Of course, some of the earliest art was devoted to the improvement of architecture. Designing impressive and beautiful buildings was, for the ancients, one of the best ways of displaying their power and Ancient Greek architecture remains to this day some of the most beautiful. Furthermore, one only has to take a trip to Canary Wharf to see that we still display our power through the impressiveness of our architecture.

Beauty for beauty’s sake is not the sole purpose of art, however. In Ancient Greece, most art was created as a form of worship – the iconic Parthenon in Athens and the temple at Delphi are prime examples. Some of the greatest works of art throughout history have been in the service of religion, from the Sistine Chapel and da Vinci’s The Last Supper to the first sculpture of Buddha, which began to appear in the 5th century BC (though none would represent him in a full anthropomorphic manner until the 1st century AD).

Though religion would seem to be an inherently spiritual phenomenon, concerned with how one feels on the inside rather than how things look on the outside, visual culture has always played a large part in the worship of deities. Even aspects of culture which do not seem to explicitly involve visual representations are intricately tied up with what they look like. Yes, we’re not supposed to judge books by their covers, but it seems unlikely that Harry Potter would have been as successful if it had had a vomit green cover and no writing or pictures. 

Even the look of the words on the page is important, as any member of Cherwell staff (who has obsessed over which of two almost identical fonts to use for the culture spread) would tell you. In poetry, it is often vitally important how the words are presented – see Simon Armitage’s poem, Ankylosing Spondylitis, which resembles on the page the twisted spine which it describes.

Early novelists such as Laurence Sterne liked to experiment with ideas like this in their books. In his novel The Life and Opinions of Tristram Shandy, Gentleman, Sterne uses numerous visual subversions of the traditional novel. A black page “mourns” the death of one character, squiggly graphs indicate the progress of the narrative line and at one point the author off ers an empty page to the reader so that they can include their own description of a character’s beauty.

And in our technologically advanced age, visuals have begun to play an ever-increasing role in various forms of culture. Every other film these days is described as a ‘visual spectacle’ for its special effects, its use of 3D, its CGI monsters. But visual effects have always been important in performance art.
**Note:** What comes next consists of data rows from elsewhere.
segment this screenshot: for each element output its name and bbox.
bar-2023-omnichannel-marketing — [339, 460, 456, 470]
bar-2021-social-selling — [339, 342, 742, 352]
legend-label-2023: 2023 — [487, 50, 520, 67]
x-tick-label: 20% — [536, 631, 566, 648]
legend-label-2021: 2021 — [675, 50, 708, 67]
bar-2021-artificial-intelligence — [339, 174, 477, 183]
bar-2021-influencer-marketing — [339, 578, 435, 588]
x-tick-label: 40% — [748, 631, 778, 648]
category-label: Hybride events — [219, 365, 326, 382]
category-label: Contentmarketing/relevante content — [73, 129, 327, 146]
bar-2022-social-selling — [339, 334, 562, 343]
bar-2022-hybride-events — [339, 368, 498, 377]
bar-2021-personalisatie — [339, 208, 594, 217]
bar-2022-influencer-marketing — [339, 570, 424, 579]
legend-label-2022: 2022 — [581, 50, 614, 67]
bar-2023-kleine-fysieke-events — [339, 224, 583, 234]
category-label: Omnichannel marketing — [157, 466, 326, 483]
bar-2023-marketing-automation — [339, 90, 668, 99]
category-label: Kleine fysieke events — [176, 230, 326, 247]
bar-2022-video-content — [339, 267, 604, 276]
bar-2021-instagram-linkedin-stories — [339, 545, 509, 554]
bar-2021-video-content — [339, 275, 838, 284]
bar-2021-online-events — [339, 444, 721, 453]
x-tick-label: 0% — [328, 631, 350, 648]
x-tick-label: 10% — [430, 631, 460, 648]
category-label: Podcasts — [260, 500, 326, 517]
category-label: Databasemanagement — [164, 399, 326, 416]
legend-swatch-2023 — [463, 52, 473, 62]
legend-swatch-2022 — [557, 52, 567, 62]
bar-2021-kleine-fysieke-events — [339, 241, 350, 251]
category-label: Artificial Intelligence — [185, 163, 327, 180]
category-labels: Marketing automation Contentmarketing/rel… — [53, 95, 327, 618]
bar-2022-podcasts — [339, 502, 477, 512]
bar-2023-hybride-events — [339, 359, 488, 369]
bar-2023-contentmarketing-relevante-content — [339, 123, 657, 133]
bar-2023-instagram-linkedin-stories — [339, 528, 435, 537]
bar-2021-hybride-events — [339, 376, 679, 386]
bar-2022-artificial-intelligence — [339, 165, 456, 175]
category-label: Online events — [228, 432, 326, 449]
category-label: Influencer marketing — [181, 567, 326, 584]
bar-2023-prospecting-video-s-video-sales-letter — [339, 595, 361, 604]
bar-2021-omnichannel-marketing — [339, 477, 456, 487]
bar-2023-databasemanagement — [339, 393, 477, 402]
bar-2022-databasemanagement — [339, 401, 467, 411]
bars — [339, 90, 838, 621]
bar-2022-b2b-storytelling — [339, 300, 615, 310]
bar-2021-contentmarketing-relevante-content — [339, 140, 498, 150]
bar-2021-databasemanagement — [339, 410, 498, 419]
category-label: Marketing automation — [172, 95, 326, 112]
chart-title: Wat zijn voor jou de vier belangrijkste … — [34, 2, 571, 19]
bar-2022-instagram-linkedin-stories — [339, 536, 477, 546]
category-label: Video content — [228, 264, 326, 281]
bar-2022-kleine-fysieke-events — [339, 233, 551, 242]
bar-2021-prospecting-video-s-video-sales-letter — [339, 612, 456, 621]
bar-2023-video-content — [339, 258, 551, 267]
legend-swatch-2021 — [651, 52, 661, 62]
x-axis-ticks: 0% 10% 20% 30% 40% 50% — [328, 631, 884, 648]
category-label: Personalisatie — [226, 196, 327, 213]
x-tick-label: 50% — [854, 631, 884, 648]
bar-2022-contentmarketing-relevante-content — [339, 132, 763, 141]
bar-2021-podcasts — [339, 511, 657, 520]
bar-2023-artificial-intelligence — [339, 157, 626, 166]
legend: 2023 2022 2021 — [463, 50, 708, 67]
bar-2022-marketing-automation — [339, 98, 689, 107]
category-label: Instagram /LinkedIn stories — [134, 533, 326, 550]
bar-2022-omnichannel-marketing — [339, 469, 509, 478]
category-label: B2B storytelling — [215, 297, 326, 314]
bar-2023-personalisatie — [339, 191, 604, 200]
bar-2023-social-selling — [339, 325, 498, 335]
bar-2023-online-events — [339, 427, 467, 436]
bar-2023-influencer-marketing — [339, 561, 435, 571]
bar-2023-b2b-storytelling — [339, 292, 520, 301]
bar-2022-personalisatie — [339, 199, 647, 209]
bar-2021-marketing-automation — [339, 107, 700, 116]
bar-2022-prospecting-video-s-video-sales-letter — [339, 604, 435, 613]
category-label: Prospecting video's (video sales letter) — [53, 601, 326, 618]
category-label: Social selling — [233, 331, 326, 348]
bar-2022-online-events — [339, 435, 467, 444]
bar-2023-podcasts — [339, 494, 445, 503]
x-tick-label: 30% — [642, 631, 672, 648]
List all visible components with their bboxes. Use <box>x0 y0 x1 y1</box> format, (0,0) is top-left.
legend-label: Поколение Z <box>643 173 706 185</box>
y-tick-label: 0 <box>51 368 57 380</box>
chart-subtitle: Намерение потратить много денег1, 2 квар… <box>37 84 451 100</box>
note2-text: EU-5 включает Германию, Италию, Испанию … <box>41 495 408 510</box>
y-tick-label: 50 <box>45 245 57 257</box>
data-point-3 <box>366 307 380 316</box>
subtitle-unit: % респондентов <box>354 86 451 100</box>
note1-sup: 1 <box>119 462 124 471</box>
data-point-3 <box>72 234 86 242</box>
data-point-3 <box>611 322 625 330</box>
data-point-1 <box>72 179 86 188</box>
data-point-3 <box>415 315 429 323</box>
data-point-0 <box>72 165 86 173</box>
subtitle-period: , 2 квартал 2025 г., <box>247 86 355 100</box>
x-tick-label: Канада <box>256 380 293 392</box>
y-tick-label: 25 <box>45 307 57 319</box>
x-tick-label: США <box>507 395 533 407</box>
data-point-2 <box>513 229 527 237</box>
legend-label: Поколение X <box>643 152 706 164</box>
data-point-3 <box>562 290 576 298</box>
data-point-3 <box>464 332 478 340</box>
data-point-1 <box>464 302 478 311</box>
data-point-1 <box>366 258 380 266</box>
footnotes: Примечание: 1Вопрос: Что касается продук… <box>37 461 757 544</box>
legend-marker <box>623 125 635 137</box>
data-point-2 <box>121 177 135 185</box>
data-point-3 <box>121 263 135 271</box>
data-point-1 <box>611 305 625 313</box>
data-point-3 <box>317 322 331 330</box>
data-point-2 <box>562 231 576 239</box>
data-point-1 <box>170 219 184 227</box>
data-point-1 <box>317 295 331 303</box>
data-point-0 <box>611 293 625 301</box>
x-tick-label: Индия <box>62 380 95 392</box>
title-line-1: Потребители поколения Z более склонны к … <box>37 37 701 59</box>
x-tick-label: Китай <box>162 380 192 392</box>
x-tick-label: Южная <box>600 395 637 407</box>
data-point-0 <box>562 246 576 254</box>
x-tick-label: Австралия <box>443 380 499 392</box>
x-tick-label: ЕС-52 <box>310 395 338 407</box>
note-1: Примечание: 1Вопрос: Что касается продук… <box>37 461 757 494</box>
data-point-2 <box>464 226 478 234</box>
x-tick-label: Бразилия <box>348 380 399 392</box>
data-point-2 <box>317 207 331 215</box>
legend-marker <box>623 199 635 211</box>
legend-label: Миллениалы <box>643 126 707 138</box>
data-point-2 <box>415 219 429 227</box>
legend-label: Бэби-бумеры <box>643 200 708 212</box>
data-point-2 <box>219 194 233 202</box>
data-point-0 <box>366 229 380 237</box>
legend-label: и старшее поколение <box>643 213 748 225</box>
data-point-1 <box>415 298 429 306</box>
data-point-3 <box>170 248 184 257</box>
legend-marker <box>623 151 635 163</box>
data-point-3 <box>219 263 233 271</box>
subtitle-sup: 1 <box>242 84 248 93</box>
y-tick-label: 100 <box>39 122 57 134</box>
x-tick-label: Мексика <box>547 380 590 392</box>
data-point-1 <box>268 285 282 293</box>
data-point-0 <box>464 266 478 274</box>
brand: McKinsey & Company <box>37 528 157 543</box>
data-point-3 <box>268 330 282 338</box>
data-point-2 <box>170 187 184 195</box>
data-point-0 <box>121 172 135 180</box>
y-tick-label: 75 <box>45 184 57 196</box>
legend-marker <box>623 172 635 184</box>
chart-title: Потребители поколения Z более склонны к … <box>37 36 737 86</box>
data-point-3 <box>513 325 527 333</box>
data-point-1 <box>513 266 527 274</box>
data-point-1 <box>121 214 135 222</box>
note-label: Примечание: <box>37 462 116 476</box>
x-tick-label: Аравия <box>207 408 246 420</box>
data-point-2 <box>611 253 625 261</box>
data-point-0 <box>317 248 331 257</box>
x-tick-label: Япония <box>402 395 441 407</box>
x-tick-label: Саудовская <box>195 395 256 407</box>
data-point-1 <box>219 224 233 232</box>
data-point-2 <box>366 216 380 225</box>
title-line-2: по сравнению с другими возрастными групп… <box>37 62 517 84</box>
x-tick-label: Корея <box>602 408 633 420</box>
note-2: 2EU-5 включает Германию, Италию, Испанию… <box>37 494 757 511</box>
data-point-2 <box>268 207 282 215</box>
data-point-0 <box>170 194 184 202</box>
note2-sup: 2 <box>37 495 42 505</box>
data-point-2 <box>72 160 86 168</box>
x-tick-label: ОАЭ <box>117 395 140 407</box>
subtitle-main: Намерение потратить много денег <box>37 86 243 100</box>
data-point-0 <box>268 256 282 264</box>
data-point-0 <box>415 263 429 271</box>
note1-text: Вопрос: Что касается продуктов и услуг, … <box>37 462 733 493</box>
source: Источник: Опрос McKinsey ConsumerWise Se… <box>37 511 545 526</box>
Ancient Greek actors wore exaggerated masks to show what emotions they were supposed to be feeling, for those audience members who were too far away to see.

In the Middle Ages, dramatizations of Bible stories demanded accurate costumes for the participants. Despite modern perceptions of the theatre as a place where one has to use one’s imagination, high-tech stages like that of the National Theatre show that technology is advancing the visual potential of plays as well. What’s more, concerts are getting more and more extravagant. Justin Timberlake’s The 20/20 Experience World Tour involved an insane light show, massive visuals of Justin’s face and a section of the stage shaped like a bridge going above the audience. Lady Gaga seems to break some performance boundary or other every time she takes to the stage.

Visual culture is an expansive study, and the philosophy of aesthetics is a popular school covering many of the ideas about beauty and images over which the human mind naturally obsesses. The way our world looks is vitally important to us, and we are constantly transfi xed by its beauty.

The aim of art is at its most simple level to add to or reflect the beauty already in the world, and as technology advances, the scale of visuals that
we can create increases exponentially. It seems we will never cease to be entranced by wonderful and spectacular pictures both natural and man-made.